I am exhausted. I don’t want to argue anymore. Arguments don’t matter. They seldom work when it comes to moral questions. People already think they know what’s good or bad – even if it’s only at an unconscious level: “I try to eat less meat and buy free-range eggs…” When they do something that they know deep down is wrong, they will try anything to stay on the surface of themselves: “… but it is too hard, and I love bacon, and and and”.

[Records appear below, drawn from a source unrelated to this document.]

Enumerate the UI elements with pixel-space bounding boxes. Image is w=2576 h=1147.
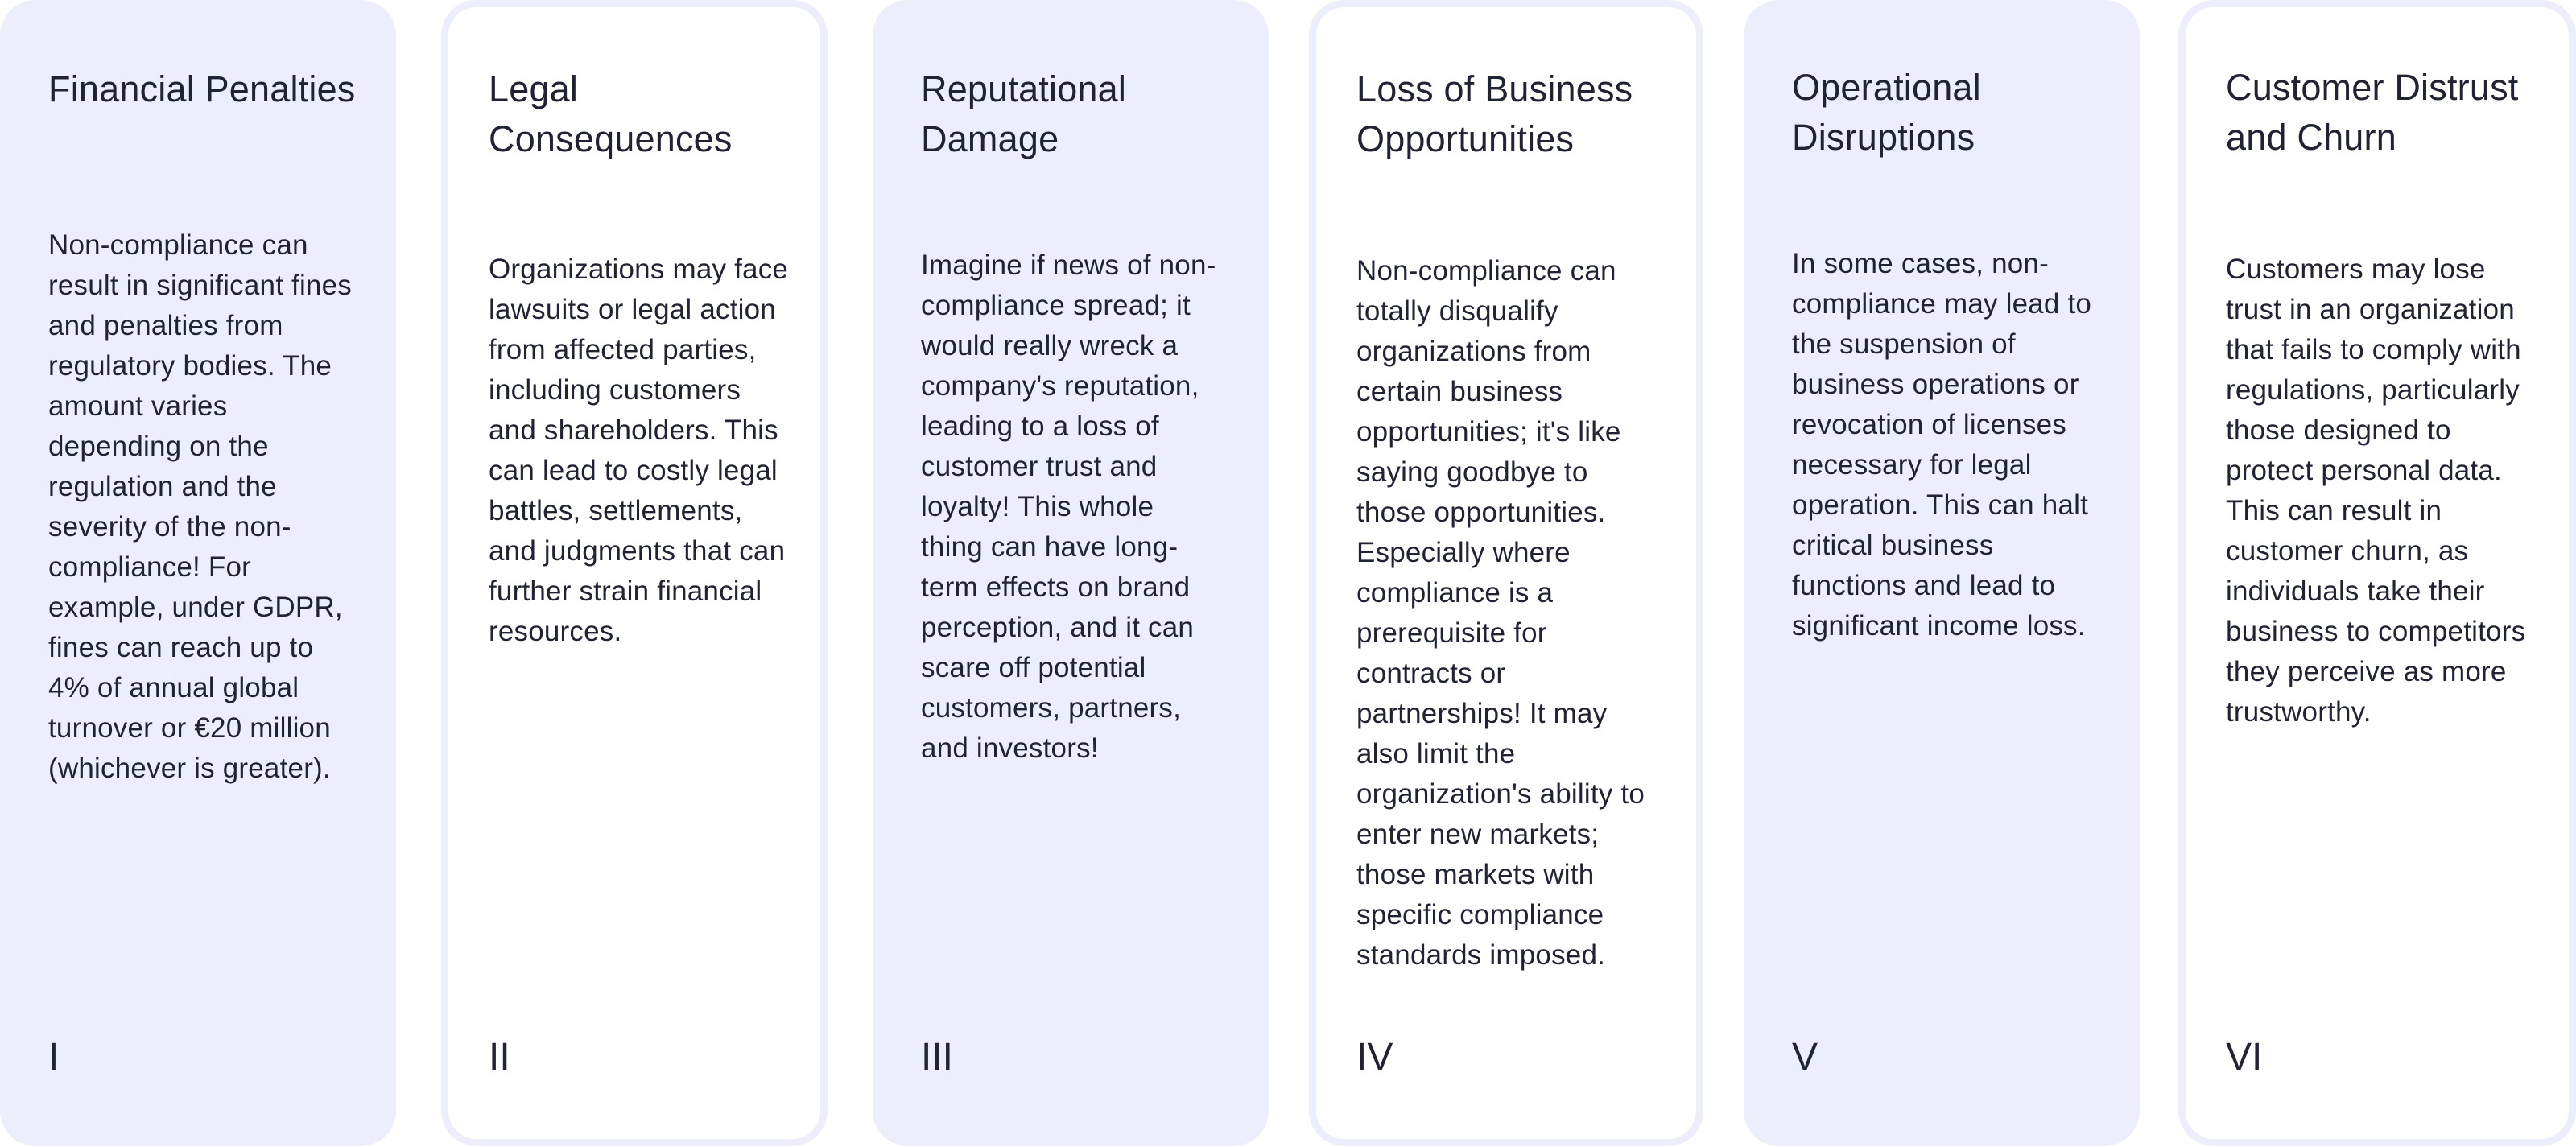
card-body: Customers may lose trust in an organizat…: [2226, 254, 2526, 728]
card-numeral: II: [489, 1036, 510, 1079]
card-numeral: V: [1792, 1036, 1818, 1079]
card-numeral: VI: [2226, 1036, 2263, 1079]
card-title: Reputational Damage: [921, 68, 1127, 159]
card-title: Legal Consequences: [489, 68, 733, 159]
card-legal-consequences: Legal Consequences Organizations may fac…: [441, 0, 828, 1146]
card-reputational-damage: Reputational Damage Imagine if news of n…: [873, 0, 1269, 1146]
card-financial-penalties: Financial Penalties Non-compliance can r…: [0, 0, 396, 1146]
card-body: Imagine if news of non-compliance spread…: [921, 250, 1216, 764]
card-numeral: I: [48, 1036, 60, 1079]
card-body: In some cases, non-compliance may lead t…: [1792, 248, 2092, 642]
card-title: Financial Penalties: [48, 68, 356, 109]
card-body: Organizations may face lawsuits or legal…: [489, 254, 789, 647]
card-body: Non-compliance can totally disqualify or…: [1356, 255, 1645, 971]
card-body: Non-compliance can result in significant…: [48, 229, 352, 784]
card-operational-disruptions: Operational Disruptions In some cases, n…: [1744, 0, 2140, 1146]
card-title: Operational Disruptions: [1792, 67, 1981, 158]
card-numeral: IV: [1356, 1036, 1393, 1079]
card-title: Loss of Business Opportunities: [1356, 68, 1633, 159]
card-loss-of-business-opportunities: Loss of Business Opportunities Non-compl…: [1309, 0, 1703, 1146]
card-title: Customer Distrust and Churn: [2226, 67, 2519, 158]
card-customer-distrust-and-churn: Customer Distrust and Churn Customers ma…: [2178, 0, 2576, 1146]
card-numeral: III: [921, 1036, 954, 1079]
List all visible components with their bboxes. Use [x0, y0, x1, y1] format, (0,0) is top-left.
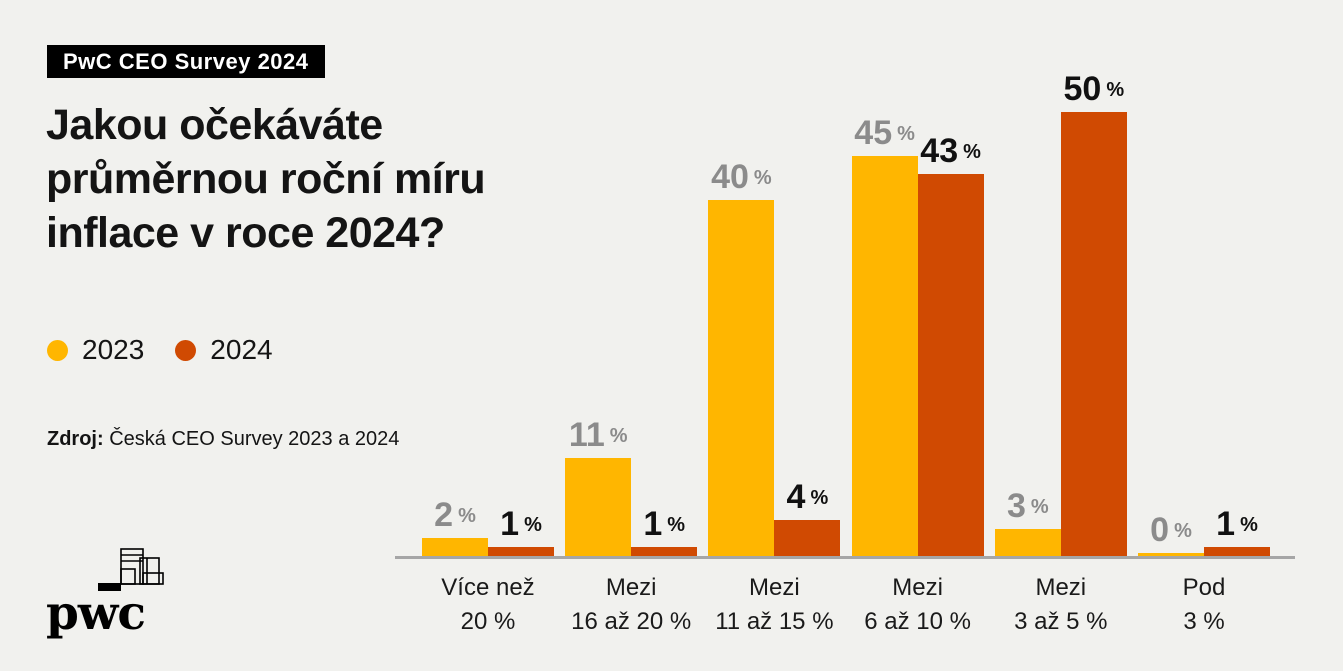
source-prefix: Zdroj: [47, 428, 104, 450]
title-line-1: Jakou očekáváte [46, 101, 383, 149]
bar-2023-category-1 [422, 538, 488, 556]
category-label-2: Mezi 16 až 20 % [571, 574, 692, 635]
source-text: Česká CEO Survey 2023 a 2024 [103, 428, 400, 450]
bar-2023-category-6 [1138, 553, 1204, 556]
pwc-building-icon [98, 548, 164, 591]
value-label-2024-category-1: 1% [500, 505, 542, 544]
bar-2024-category-1 [488, 547, 554, 556]
title-line-2: průměrnou roční míru [46, 155, 486, 203]
bar-2023-category-5 [994, 529, 1061, 556]
bar-2024-category-5 [1060, 111, 1127, 556]
category-label-1: Více než 20 % [441, 574, 535, 635]
legend-dot-2024-icon [175, 339, 197, 361]
chart-title: Jakou očekáváte průměrnou roční míru inf… [46, 98, 486, 260]
bar-2024-category-4 [917, 173, 984, 556]
category-label-4: Mezi 6 až 10 % [864, 574, 971, 635]
value-label-2023-category-5: 3% [1006, 487, 1049, 526]
value-label-2023-category-6: 0% [1150, 511, 1192, 549]
x-axis-line [395, 556, 1295, 559]
legend-item-2023: 2023 [47, 334, 144, 366]
value-label-2023-category-2: 11% [568, 416, 628, 455]
value-label-2024-category-6: 1% [1216, 505, 1258, 544]
bar-2023-category-3 [708, 200, 775, 556]
source-note: Zdroj: Česká CEO Survey 2023 a 2024 [47, 428, 399, 451]
value-label-2024-category-2: 1% [643, 505, 686, 544]
bar-2024-category-3 [774, 520, 841, 556]
chart-legend: 2023 2024 [47, 334, 273, 366]
value-label-2023-category-4: 45% [854, 114, 915, 152]
value-label-2024-category-5: 50% [1063, 69, 1125, 108]
legend-label-2024: 2024 [210, 334, 273, 365]
category-label-3: Mezi 11 až 15 % [715, 574, 834, 635]
value-label-2024-category-4: 43% [920, 131, 981, 170]
category-label-5: Mezi 3 až 5 % [1014, 574, 1108, 635]
bar-2024-category-6 [1204, 547, 1270, 556]
legend-dot-2023-icon [47, 339, 68, 361]
category-label-6: Pod 3 % [1182, 574, 1226, 635]
value-label-2023-category-3: 40% [711, 158, 772, 197]
value-label-2024-category-3: 4% [786, 478, 829, 517]
bar-2023-category-4 [851, 156, 918, 556]
legend-item-2024: 2024 [175, 334, 273, 366]
pwc-logo: pwc [46, 586, 146, 641]
bar-2024-category-2 [631, 547, 698, 556]
survey-badge: PwC CEO Survey 2024 [47, 45, 325, 78]
title-line-3: inflace v roce 2024? [46, 209, 445, 257]
value-label-2023-category-1: 2% [434, 496, 476, 535]
bar-2023-category-2 [565, 458, 632, 556]
legend-label-2023: 2023 [82, 334, 145, 365]
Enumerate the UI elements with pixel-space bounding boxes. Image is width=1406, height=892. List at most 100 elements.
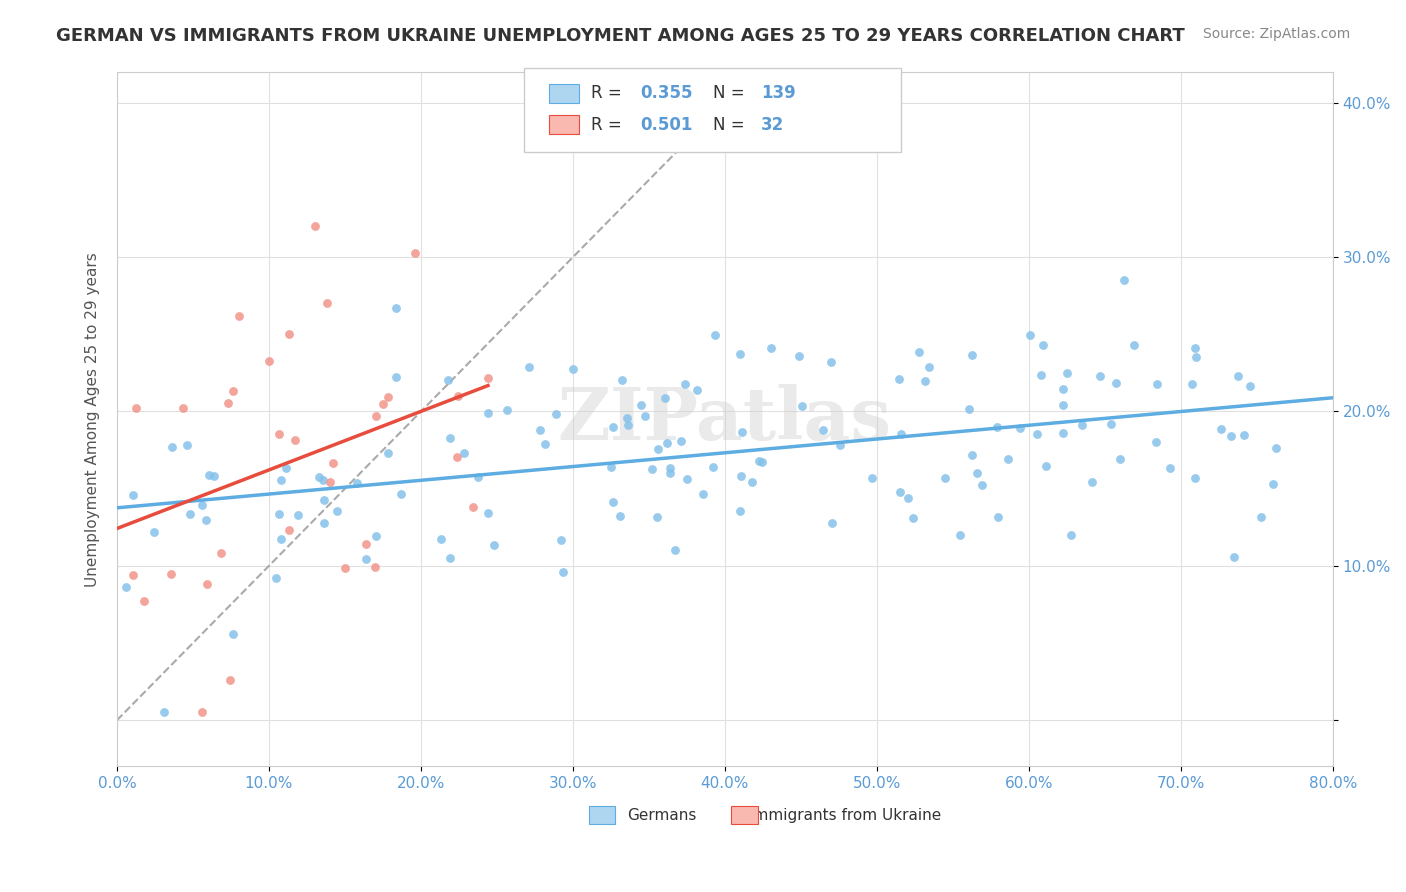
Point: [1219, 429, 1241, 443]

Being accountable to oneself is difficult. I sincerely believe that it is extremely painful. As painful as it is necessary. I don’t need to convince anyone that eating animal corpses is wrong. Anyone can know it, but few dare to really recognize it. Socrates: “No one does wrong willingly”. It is commonly thought that the meaning of this quote is that if you know deep down that something is wrong, then you will become incapable of doing it. After becoming vegan, I would add that if you do something objectively wrong, you will always find excuses to salve your conscience. You either make yourself believe you are forced to do it (I have no choice, it is too difficult, too expensive, etc.), or you try to convince yourself that it isn’t wrong (it’s natural to eat meat, we’re omnivores not herbivores, animals eat animals, cows don’t suffer from being milked, same goes for chickens who lay eggs, etc.).

We love to cultivate our own ignorance at all costs. We don’t know what’s wrong because we don’t want to know what’s wrong. Please, don’t make me change my comfortable life. Please, please, please, don’t make me sacrifice my own pleasure. I don’t want to think. I don’t want to see what I do. I don’t want to know who I am.